Holy Mackerel
Of course, it's not good to post while intoxicated, but, of course, well, I am going to.
There's a joy to fishing. There's a spot. Silent. Clean. Untainted.
It's a bay. There are trees. Few homes on it, despite its short distance from Oceantown. And silence. Pristine.
The spot is under a bridge. There are two rocks. One is for one person. One is for the other. They both sit above the tide line. There's a chance you'll catch weeds at both. Be diligent. Reel quickly.
Cast away from the bridge. The mackerel will be there.
I switched spots for a while. There's a government dock. There are rednecks. They speak loudly. Every other word is fuck. They disrespect the fish. They scare the fish away.

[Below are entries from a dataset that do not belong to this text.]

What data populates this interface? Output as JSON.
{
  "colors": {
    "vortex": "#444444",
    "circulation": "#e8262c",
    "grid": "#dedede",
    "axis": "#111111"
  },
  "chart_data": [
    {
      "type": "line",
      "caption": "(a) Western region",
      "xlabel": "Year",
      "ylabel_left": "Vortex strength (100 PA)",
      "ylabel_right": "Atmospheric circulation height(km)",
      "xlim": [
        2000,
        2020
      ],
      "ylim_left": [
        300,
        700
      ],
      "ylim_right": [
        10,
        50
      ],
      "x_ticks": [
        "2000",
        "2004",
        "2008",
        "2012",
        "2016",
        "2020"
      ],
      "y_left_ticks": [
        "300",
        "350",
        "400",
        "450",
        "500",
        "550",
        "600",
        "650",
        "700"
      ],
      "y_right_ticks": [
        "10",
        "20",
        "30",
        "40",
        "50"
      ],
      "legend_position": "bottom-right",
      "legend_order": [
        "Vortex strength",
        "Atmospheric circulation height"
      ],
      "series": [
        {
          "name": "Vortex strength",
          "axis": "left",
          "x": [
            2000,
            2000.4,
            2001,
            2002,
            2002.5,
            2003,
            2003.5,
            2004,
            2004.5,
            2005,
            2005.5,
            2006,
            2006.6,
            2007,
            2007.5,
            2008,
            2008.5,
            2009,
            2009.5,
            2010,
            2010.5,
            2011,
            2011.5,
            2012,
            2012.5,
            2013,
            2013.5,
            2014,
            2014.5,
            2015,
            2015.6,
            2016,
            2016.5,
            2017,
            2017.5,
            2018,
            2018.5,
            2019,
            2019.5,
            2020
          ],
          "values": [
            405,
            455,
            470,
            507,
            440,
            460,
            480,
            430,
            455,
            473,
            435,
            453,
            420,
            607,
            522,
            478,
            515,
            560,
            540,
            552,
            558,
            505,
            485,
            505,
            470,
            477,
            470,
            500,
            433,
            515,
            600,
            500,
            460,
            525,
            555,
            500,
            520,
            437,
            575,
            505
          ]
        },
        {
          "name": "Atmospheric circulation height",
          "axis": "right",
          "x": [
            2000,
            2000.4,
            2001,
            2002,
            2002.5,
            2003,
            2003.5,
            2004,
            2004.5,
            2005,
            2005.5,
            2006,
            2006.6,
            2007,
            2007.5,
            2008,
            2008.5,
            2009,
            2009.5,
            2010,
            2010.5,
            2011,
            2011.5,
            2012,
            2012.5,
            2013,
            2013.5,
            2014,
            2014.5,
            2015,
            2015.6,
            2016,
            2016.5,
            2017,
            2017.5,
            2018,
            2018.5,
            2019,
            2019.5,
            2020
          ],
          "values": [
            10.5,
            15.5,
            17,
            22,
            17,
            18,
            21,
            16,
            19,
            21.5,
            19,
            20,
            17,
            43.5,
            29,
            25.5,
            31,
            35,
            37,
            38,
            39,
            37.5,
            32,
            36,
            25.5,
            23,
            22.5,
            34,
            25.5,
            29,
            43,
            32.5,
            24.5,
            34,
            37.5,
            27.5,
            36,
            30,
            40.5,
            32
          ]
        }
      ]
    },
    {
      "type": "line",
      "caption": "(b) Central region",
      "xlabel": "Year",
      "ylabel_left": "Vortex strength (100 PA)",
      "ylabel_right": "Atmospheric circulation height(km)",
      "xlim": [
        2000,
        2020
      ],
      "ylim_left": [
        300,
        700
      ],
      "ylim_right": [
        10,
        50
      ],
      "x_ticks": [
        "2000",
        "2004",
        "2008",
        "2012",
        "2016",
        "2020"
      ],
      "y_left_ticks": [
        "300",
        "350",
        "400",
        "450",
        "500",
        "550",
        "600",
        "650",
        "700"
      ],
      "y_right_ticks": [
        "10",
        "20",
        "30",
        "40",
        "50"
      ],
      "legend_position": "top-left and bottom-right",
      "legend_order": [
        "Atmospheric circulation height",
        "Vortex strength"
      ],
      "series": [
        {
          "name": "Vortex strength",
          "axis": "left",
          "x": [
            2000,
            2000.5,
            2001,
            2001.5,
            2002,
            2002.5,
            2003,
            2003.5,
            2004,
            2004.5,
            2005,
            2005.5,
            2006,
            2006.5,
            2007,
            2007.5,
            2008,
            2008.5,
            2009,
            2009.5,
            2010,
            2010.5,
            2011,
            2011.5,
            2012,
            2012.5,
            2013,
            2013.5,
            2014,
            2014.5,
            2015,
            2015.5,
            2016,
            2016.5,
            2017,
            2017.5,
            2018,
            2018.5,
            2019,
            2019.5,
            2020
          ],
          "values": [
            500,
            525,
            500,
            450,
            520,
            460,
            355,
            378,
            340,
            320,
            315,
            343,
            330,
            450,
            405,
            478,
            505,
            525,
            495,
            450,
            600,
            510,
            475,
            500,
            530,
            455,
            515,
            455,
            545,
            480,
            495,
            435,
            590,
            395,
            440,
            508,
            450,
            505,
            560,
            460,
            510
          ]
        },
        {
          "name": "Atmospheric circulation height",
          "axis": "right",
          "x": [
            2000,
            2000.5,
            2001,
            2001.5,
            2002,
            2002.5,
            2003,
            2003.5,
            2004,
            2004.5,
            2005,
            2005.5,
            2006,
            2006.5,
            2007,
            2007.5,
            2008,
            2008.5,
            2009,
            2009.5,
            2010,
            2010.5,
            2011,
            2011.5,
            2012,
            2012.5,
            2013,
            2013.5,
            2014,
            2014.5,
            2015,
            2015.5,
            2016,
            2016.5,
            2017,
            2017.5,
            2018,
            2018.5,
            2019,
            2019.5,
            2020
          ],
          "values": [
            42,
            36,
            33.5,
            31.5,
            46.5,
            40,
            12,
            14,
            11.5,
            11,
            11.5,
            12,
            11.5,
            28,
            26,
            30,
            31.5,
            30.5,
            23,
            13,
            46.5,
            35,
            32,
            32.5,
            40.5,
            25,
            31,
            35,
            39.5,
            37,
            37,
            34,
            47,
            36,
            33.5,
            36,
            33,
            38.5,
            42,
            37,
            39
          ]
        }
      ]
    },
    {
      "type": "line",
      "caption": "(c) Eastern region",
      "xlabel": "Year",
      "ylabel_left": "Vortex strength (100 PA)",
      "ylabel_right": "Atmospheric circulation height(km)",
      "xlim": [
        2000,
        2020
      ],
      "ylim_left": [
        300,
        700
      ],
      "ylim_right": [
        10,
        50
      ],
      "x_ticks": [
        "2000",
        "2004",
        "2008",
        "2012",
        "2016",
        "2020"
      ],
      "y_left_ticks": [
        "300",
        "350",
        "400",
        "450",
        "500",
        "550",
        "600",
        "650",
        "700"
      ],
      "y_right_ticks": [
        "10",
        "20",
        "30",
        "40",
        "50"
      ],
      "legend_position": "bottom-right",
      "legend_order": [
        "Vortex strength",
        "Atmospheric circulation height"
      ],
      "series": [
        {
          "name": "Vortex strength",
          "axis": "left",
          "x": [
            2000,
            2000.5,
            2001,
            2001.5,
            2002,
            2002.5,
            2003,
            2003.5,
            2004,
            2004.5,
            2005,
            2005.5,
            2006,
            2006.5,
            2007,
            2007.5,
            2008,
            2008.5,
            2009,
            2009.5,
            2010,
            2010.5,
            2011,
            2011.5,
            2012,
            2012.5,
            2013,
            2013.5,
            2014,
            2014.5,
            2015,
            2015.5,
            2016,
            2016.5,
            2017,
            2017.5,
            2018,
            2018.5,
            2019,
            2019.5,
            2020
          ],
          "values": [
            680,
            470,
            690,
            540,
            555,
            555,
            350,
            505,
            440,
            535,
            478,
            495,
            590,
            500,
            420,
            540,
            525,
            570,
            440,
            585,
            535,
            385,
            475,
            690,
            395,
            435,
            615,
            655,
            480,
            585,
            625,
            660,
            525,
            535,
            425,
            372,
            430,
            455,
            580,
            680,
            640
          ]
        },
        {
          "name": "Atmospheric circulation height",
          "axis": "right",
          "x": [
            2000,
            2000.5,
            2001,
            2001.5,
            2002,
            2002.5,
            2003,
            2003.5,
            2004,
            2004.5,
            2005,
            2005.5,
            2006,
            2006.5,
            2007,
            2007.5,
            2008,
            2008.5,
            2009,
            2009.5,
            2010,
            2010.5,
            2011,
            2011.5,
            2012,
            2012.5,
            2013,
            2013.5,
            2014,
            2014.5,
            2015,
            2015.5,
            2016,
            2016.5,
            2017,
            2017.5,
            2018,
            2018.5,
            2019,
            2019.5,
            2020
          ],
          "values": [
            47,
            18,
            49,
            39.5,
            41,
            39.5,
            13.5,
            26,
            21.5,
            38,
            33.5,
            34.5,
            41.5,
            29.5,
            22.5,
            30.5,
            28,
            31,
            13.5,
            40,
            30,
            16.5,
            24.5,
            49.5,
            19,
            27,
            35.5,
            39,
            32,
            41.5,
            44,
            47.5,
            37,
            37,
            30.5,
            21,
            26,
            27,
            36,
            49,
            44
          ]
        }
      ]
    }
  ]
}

I went back to the bridge.
Nature smiled.
Peace returned. Nobody believes it, but I cast. The mackerel, they understood. As the hook hit the water on the first cast, the mackerel struck. There is no interlude between the end of the cast and the bite on the bait. No interlude. With the connection of water with lure, the fish welcome my return. They strike. There is no fight as I reel in. The mackerel land gently on the rocks near where I reel. It surrenders easily.
Mercury.
Poisoning.
Eating from the ocean, I understand.
Contaminants.
Illness.
The toxicity of the fish takes me from a peaceful place to an ugly realization. There isn't a fish for everyone. There isn't a clean spot for everyone to fish. The 200 years of unfettered, unregulated, indifferent fishing has left me with nothing to catch. What there is to catch is toxic.
An oil bottle floats by. A carefully labelled medical bag follows. I reel in a clump of toilet paper. I move back to the spot under the bridge.
At least, looking away for the bridge, I can believe that there are still clean fish, healthy fish, good fish to catch. They agree. I catch the biggest mackerel ever with my last cast. I stop fishing after I cast.
It's not polite to ask more of the ocean at this point. It's not fair to ask more of it.
It has just given all there is to give.
1 Comments:
I think this needs a little bit of explanation.
I spent about three hours yesterday reading a pile of severely depressing statistics about how soon and how inevitable the collapse of the world's food production mechanisms are.
Some estimates suggest that there's less than 30 years left before we're using 100 per cent of the world's oceans' productive capacity. Even now, fish stocks are falling, failing, and disappearing. I could spout stats and such, but, suffice it to say, if you're eating it and it's fish, it's probably going, going, gone.
So this piece, in all its vagaries, is me drunkenly explaining the difference between two fishing spots I went to yesterday. One is a government wharf. It's ugly. It's oily. It stinks. Fishing boats of the worst kinds are there. Boats equipped for dragnet fishing, the worst, most destructive kind, moor there. (Imagine you're picking flowers from a field of wild plants and animals, and to do so, you have a scoop that takes the first foot of soil off the ground, and scoops it into a net, and that net is dragged up onto the boat, where keep the right flowers, and throw everything else--dirt, animals, and flowers you're not specifically fishing for--back into the ocean, dead. That's dragnet fishing).
It smells bad. There are bumblefuck redneck fichermen swearing around every corner, driving their trucks up and down the dock. The water is oily and often filled with all manner of garbage. The dragnets on the boats are half-full of rotting fish they didn't bother to take out.
The other spot, less than half a kilometre away, sits in the shadow of a concrete bridge. There's not much traffic, and the ugliness of the governemnt dock around the bend is completely hidden from this spot. There are big white rocks at the waterline. They're all skirted by yellow-brownish seaweeds. Little crabs crawl over everything, scavenging what they can for food. Little fish swim by. Overhead, often you'll see great blue herons, ospreys, kingfishers, comorants, and plain old seagulls. In the water, between the huge kelp plants, there are all kinds of big fish, too. Pollock, perch, and mackerel can show up at the end of your line at any given time.
The reason I switched spots that day was because a jet-ski-riding redneck ex-pat from the dock said I wouldn't catch "fuck all" from my quiet little spot. I was having a slow day of fishing, so I decided to try the dock.
I didn't catch anything there, either. But I did see how ugly commercial fishing makes fishing in general seem. Going back to my old, quiet spot near the brigde really made me think about the way we treat the oceans out here, and how easy it would be to just fish the way I do, and not have to deal with that whole ugly dock situation.
And, in my mind, ignoring the fact that not everyone has four hours a day to stand around some rocks not catching any fish is entirely invalid. Or moot.